Number : Season 17, serial 6 of 6
Which One : The Tom Baker one which they didn’t finish or broadcast.
Cast : The Doctor : Tom Baker
Romana : Lalla Ward
K9 MK-II : David Brierly (voice)
Skagra : Christopher Neame
Professor Chronotis : Denis Carey
Chris Parsons : Daniel Hill
Clare Keightley : Victoria Burgoyne
Wilkin : Gerald Campion
Dr Caldera : Derek Pollitt
Police Constable : John Hallet
Passenger : David Strong
Voice of the Ship : Shirley Dixon
Written By : Douglas Adams
Produced By : Graeme Williams
First UK Broadcast : Unfinished and unaired – due to BBC strike.
Length : 6 x 25 minute episodes. Intended : 19 January – 23 February 1980
Plot : The Doctor and Romana travel to Cambridge, to visit an old Time Lord friend of the Doctor; College Professor Chronotis. Also wanting a rendevous with the Chronotis, is the dangerous criminal Skagra, who is attempting to find out the location of – the (almost mythical) Time Lord prison planetoid; Shada.
Whats good : Interesting concept – what do the Timelords do with their most dangerous enemies? Skagra. Chronotis. Salyavin. The invisible spaceship. Chronotis’s Tardis.
Whats bad : That it was never finished – or broadcast.
Review With Spoilers : Shada (like its namesake planetoid), is the almost mythical and illusive season 17 finale; which was never finished or broadcast. What was filmed; was all of the on-location work in (and around) the city of Cambridge – and some of the interior studio work.
But due to a BBC technicians strike, much of the connecting interior work, was never filmed and despite attempts to remount it; the project was eventually abandoned. Therefore, season 17 ended; one episode early, with Horns Of Nimon.
Many years later, in 1992. What footage remained, was packaged up in a VHS release with Tom Baker, doing some narrative bridging scenes of the parts which were never commited to film. Eventually, it was released as a DVD – in 2013.
Writer Douglas Adams (Hitchikers), was never happy with the finished script for Shada. However, there is enough here to suggest. That the finished article, would have turned out to be a very good episode of Who; indeed.
Shada represents a thought-provoking piece, about the uncovering of the Time Lord’s dirty little secret; Shada. Shada is a hidden prison-planetoid, where all of their most dangerous Time Lords enemies were imprisoned. Among these, Salyavin – a Time Lord criminal, who had the power over his victim’s mind.

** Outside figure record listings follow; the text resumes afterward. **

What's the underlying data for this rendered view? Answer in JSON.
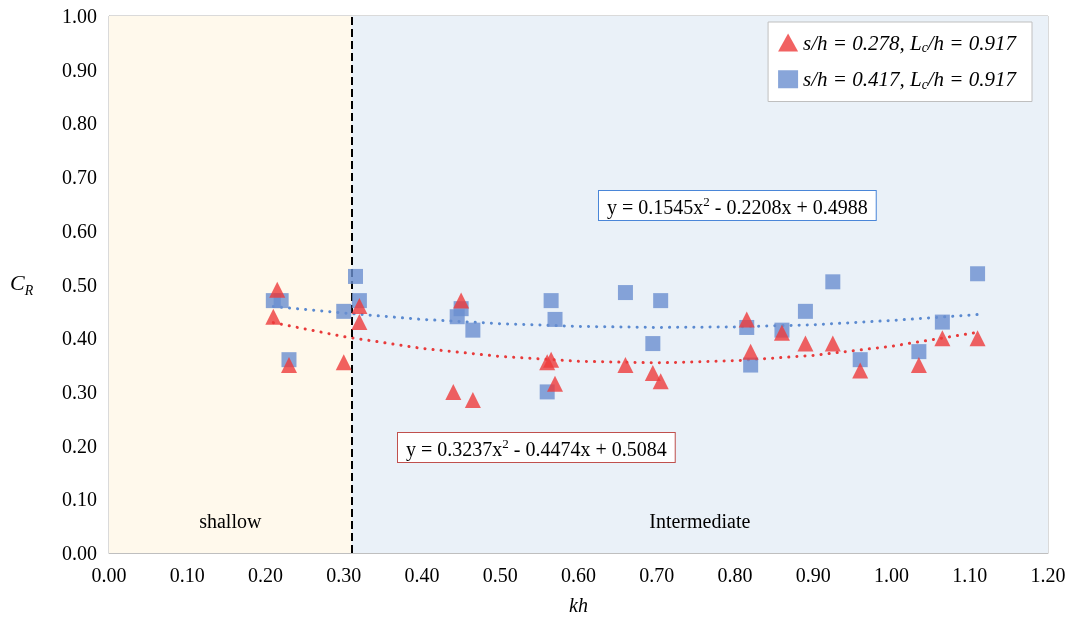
{
  "chart_data": {
    "type": "scatter",
    "xlabel": "kh",
    "ylabel": "C$_{R}$",
    "xlim": [
      0,
      1.2
    ],
    "ylim": [
      0,
      1
    ],
    "xticks": [
      {
        "value": 0,
        "label": "0.00"
      },
      {
        "value": 0.1,
        "label": "0.10"
      },
      {
        "value": 0.2,
        "label": "0.20"
      },
      {
        "value": 0.3,
        "label": "0.30"
      },
      {
        "value": 0.4,
        "label": "0.40"
      },
      {
        "value": 0.5,
        "label": "0.50"
      },
      {
        "value": 0.6,
        "label": "0.60"
      },
      {
        "value": 0.7,
        "label": "0.70"
      },
      {
        "value": 0.8,
        "label": "0.80"
      },
      {
        "value": 0.9,
        "label": "0.90"
      },
      {
        "value": 1,
        "label": "1.00"
      },
      {
        "value": 1.1,
        "label": "1.10"
      },
      {
        "value": 1.2,
        "label": "1.20"
      }
    ],
    "yticks": [
      {
        "value": 0,
        "label": "0.00"
      },
      {
        "value": 0.1,
        "label": "0.10"
      },
      {
        "value": 0.2,
        "label": "0.20"
      },
      {
        "value": 0.3,
        "label": "0.30"
      },
      {
        "value": 0.4,
        "label": "0.40"
      },
      {
        "value": 0.5,
        "label": "0.50"
      },
      {
        "value": 0.6,
        "label": "0.60"
      },
      {
        "value": 0.7,
        "label": "0.70"
      },
      {
        "value": 0.8,
        "label": "0.80"
      },
      {
        "value": 0.9,
        "label": "0.90"
      },
      {
        "value": 1,
        "label": "1.00"
      }
    ],
    "grid": true,
    "legend": "top right",
    "series": [
      {
        "name": "s/h = 0.278, L$_{c}$/h = 0.917",
        "marker": "triangle",
        "color": "#ee3b3b",
        "x": [
          0.21,
          0.215,
          0.23,
          0.3,
          0.32,
          0.32,
          0.44,
          0.45,
          0.465,
          0.56,
          0.565,
          0.57,
          0.66,
          0.695,
          0.705,
          0.815,
          0.82,
          0.86,
          0.89,
          0.925,
          0.96,
          1.035,
          1.065,
          1.11
        ],
        "values": [
          0.44,
          0.49,
          0.35,
          0.355,
          0.46,
          0.43,
          0.3,
          0.47,
          0.285,
          0.355,
          0.36,
          0.315,
          0.35,
          0.335,
          0.32,
          0.435,
          0.375,
          0.41,
          0.39,
          0.39,
          0.34,
          0.35,
          0.4,
          0.4
        ]
      },
      {
        "name": "s/h = 0.417, L$_{c}$/h = 0.917",
        "marker": "square",
        "color": "#6a8fd0",
        "x": [
          0.21,
          0.22,
          0.23,
          0.3,
          0.315,
          0.32,
          0.445,
          0.45,
          0.465,
          0.56,
          0.565,
          0.57,
          0.66,
          0.695,
          0.705,
          0.815,
          0.82,
          0.86,
          0.89,
          0.925,
          0.96,
          1.035,
          1.065,
          1.11
        ],
        "values": [
          0.47,
          0.47,
          0.36,
          0.45,
          0.515,
          0.47,
          0.44,
          0.455,
          0.415,
          0.3,
          0.47,
          0.435,
          0.485,
          0.39,
          0.47,
          0.42,
          0.35,
          0.415,
          0.45,
          0.505,
          0.36,
          0.375,
          0.43,
          0.52
        ]
      },
      {
        "type": "line",
        "marker": "none",
        "line_style": "dotted",
        "color": "#e83a3a",
        "x": [
          0.21,
          0.3,
          0.4,
          0.5,
          0.6,
          0.7,
          0.8,
          0.9,
          1.0,
          1.11
        ],
        "values": [
          0.429,
          0.403,
          0.381,
          0.366,
          0.357,
          0.354,
          0.358,
          0.368,
          0.385,
          0.411
        ]
      },
      {
        "type": "line",
        "marker": "none",
        "line_style": "dotted",
        "color": "#5b8ad0",
        "x": [
          0.21,
          0.3,
          0.4,
          0.5,
          0.6,
          0.7,
          0.8,
          0.9,
          1.0,
          1.11
        ],
        "values": [
          0.459,
          0.447,
          0.435,
          0.427,
          0.422,
          0.42,
          0.421,
          0.425,
          0.433,
          0.444
        ]
      }
    ],
    "bands": [
      {
        "axis": "x",
        "from": 0,
        "to": 0.31,
        "label": "shallow",
        "color": "#fff9ec"
      },
      {
        "axis": "x",
        "from": 0.31,
        "to": 1.2,
        "label": "Intermediate",
        "color": "#eaf1f8"
      }
    ],
    "ref_lines": [
      {
        "axis": "x",
        "value": 0.31,
        "line_style": "dashed",
        "color": "#000000"
      }
    ],
    "annotations": [
      "y = 0.1545x$^{2}$ - 0.2208x + 0.4988",
      "y = 0.3237x$^{2}$ - 0.4474x + 0.5084"
    ]
  }
}
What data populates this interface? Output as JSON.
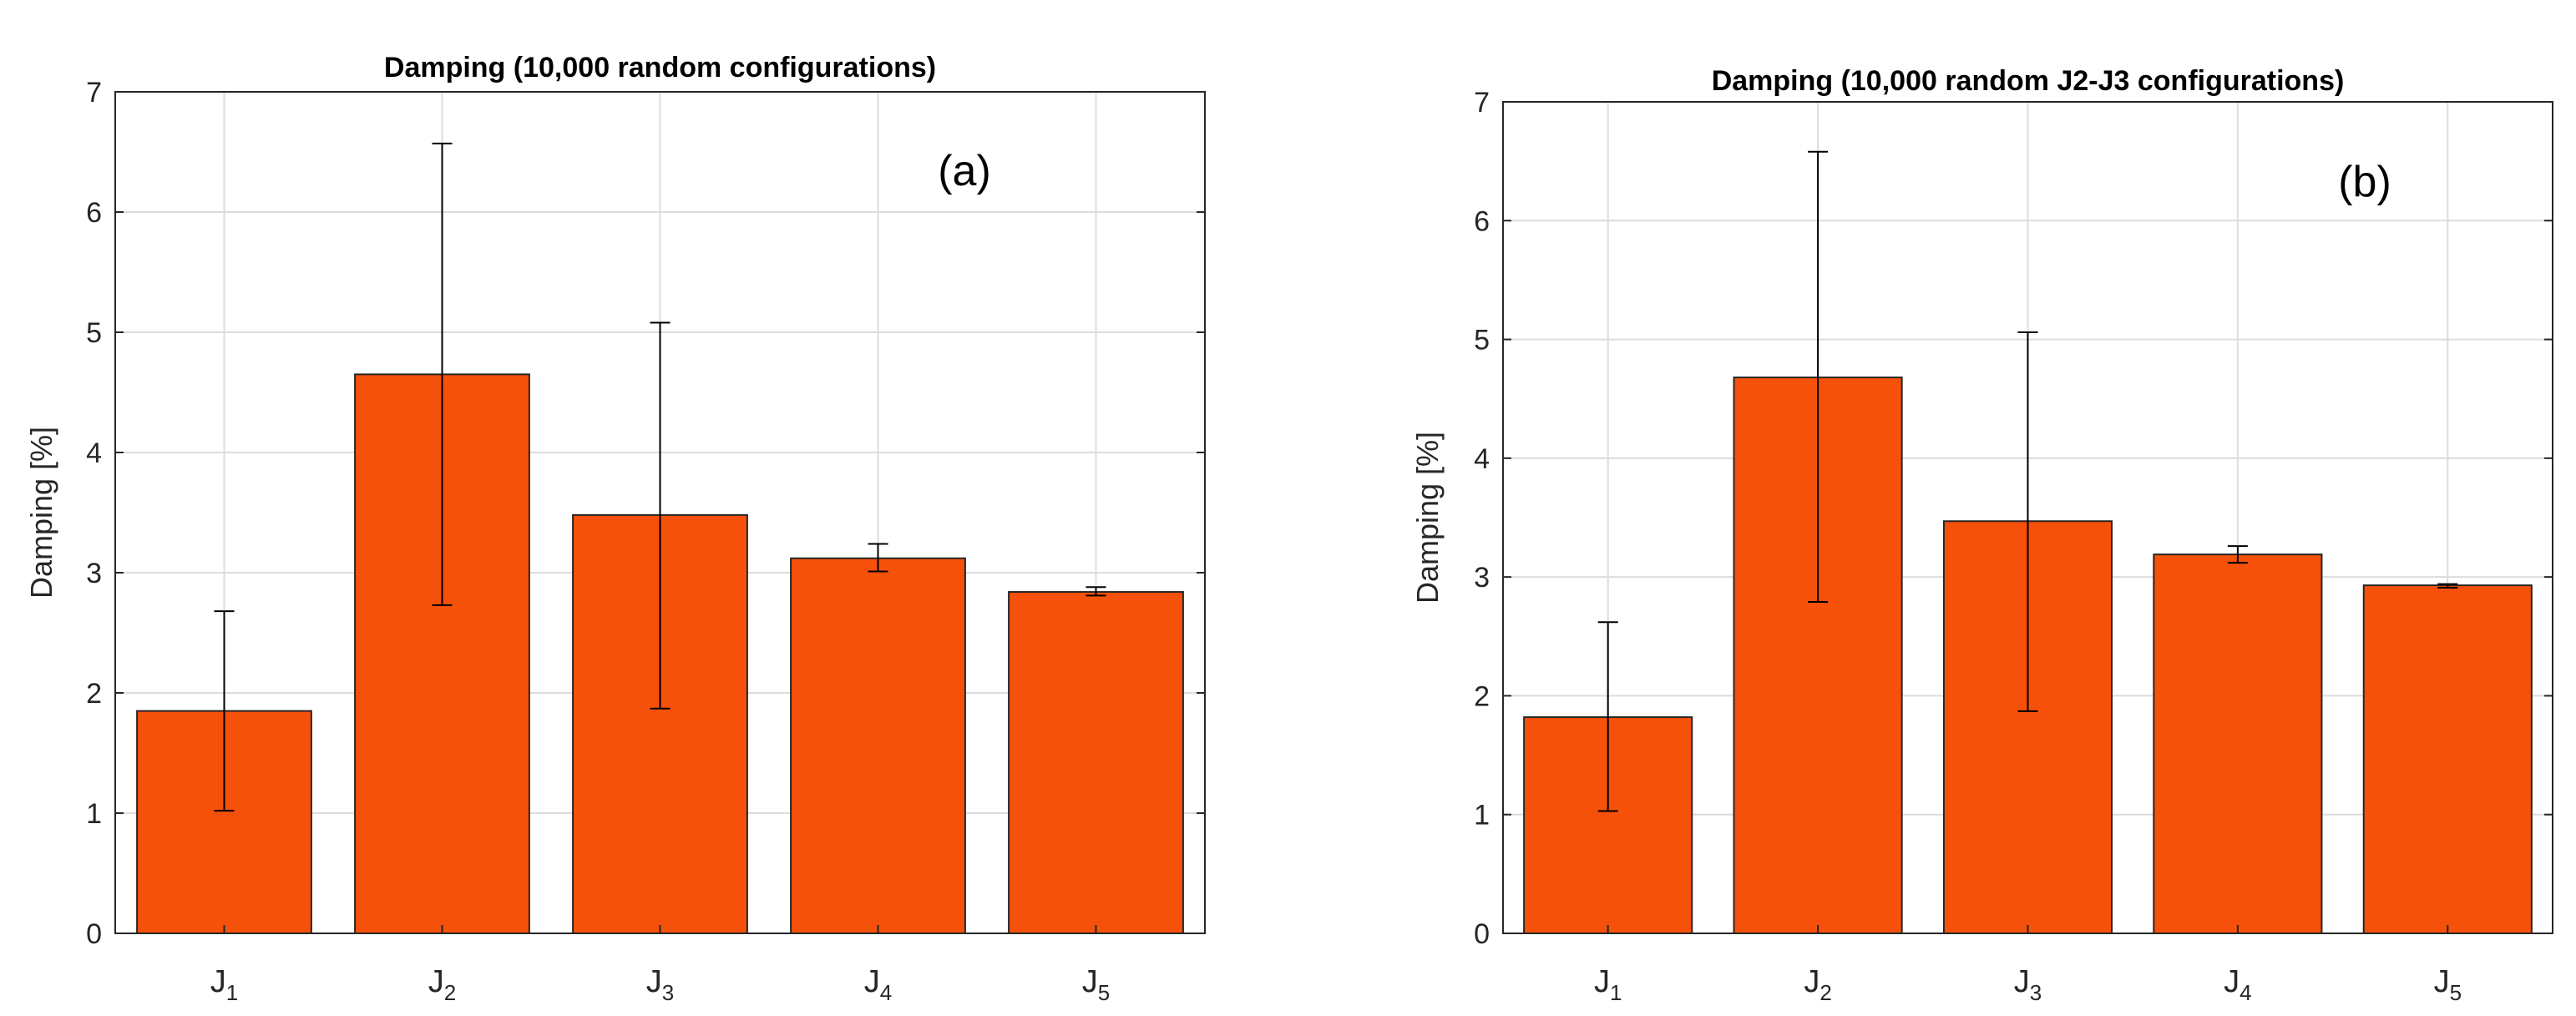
{
  "chart_data": [
    {
      "type": "bar",
      "panel": "(a)",
      "title": "Damping (10,000 random configurations)",
      "xlabel": "",
      "ylabel": "Damping [%]",
      "ylim": [
        0,
        7
      ],
      "yticks": [
        0,
        1,
        2,
        3,
        4,
        5,
        6,
        7
      ],
      "grid": true,
      "categories": [
        {
          "base": "J",
          "sub": "1"
        },
        {
          "base": "J",
          "sub": "2"
        },
        {
          "base": "J",
          "sub": "3"
        },
        {
          "base": "J",
          "sub": "4"
        },
        {
          "base": "J",
          "sub": "5"
        }
      ],
      "values": [
        1.85,
        4.65,
        3.48,
        3.12,
        2.84
      ],
      "error_low": [
        1.02,
        2.73,
        1.87,
        3.01,
        2.81
      ],
      "error_high": [
        2.68,
        6.57,
        5.08,
        3.24,
        2.88
      ],
      "bar_color": "#f6510a"
    },
    {
      "type": "bar",
      "panel": "(b)",
      "title": "Damping (10,000 random J2-J3 configurations)",
      "xlabel": "",
      "ylabel": "Damping [%]",
      "ylim": [
        0,
        7
      ],
      "yticks": [
        0,
        1,
        2,
        3,
        4,
        5,
        6,
        7
      ],
      "grid": true,
      "categories": [
        {
          "base": "J",
          "sub": "1"
        },
        {
          "base": "J",
          "sub": "2"
        },
        {
          "base": "J",
          "sub": "3"
        },
        {
          "base": "J",
          "sub": "4"
        },
        {
          "base": "J",
          "sub": "5"
        }
      ],
      "values": [
        1.82,
        4.68,
        3.47,
        3.19,
        2.93
      ],
      "error_low": [
        1.03,
        2.79,
        1.87,
        3.12,
        2.91
      ],
      "error_high": [
        2.62,
        6.58,
        5.06,
        3.26,
        2.94
      ],
      "bar_color": "#f6510a"
    }
  ]
}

Dangerous criminal – Skagra, is after the location of Shada to release Salyavin, from his Time Lord bonds. After stealing the knowledge of a bunch of brilliant scientists, in an experiment called the “Think Tank”; with his floating silver “memory stealing” ball.
Skagra travels to Earth – to Cambridge, to question/torture Professor Chronotis. Into revealing, the location of a book the Professor illegally borrowed from the Gallifreyan archives, which will reveal the location of Shada.
The Professor – is later revealed as Salyavin; having escaped from Shada and incarcerated himself on Earth for 300 years, working at a prestigious College in Cambridge.
“If Skagra is meddling with time control and time transference, he’s only going to Shada for one particular reason and it is imperative he be stopped!… [when asked – what resides on Shada?] …..It’s not a matter of what, it’s a matter of who!” Chronotis
Its an interesting conundrum for the Doctor, who has befriended Professor Chronotis but has no idea that this is actually the former arch-villain and Time Lord bogeyman; Salyavin.
As Chronotis/Salyavin is not killed, (as the easy way out of this) at the end but survives the encounter. The Doctor is left with an interesting moral-dilemma, about their friendship. Rather than turn Salyavin into to the Time Lords, the Doctor leaves Salyavin on Earth, to carry on retirement.
Christopher Neame is also rather good, as main villain Skagra. With his interesting odd look and silver ‘Quentin Crisp’ dress-sense. He makes a dangerous opponent – with his ‘mind-stealing’ silver balls, which he unleashes from a carpet bag and uses, to steal the knowledge of his victims.
For once aswell, Who gets the ‘man-in-a-suit’ monster-look just right, with the towering and powerful looking silicone based lifeforms – The Krarg. The Krarg look the part and their few scenes (which were shot), include the cliffhanger from the end of episode 5; which proved that they were useful baddies.
Some of the Cambridge location scenes, were later reused in The Five Doctors; due to Tom Baker’s reluctance to take part. Including footage of the Fourth Doctor “punting” down a canal in a gondola.
Big Finish did a new audio version of Shada, in 2003 (with the Eighth Doctor cast in the part), a animated cartoon version featuring the Fourth Doctor; was produced in 2010. I 2017, Tom Baker returned and shot some new scenes for a part animated, part real-footage version; playing the Doctor again (after an absence of 36 years from the role).
It’s a real shame that Shada was the serial – that never was, due to the BBC strike. It was an interesting and compelling statement on the civilised Time Lord society – with its own crime and punishment problems.
Shada pretty much split the Who fans down the middle, some thought it compelling and brilliant. Others thought it was big pile of Skag-ra. I sit in the former camp.
One thing is agreed, Shada‘s ability to bring fans back, is without dispute; whether to attempt a new version of it – audio adventure or cartoon. Or, whether just to witness the curious spectacle of the Who – that literally never was.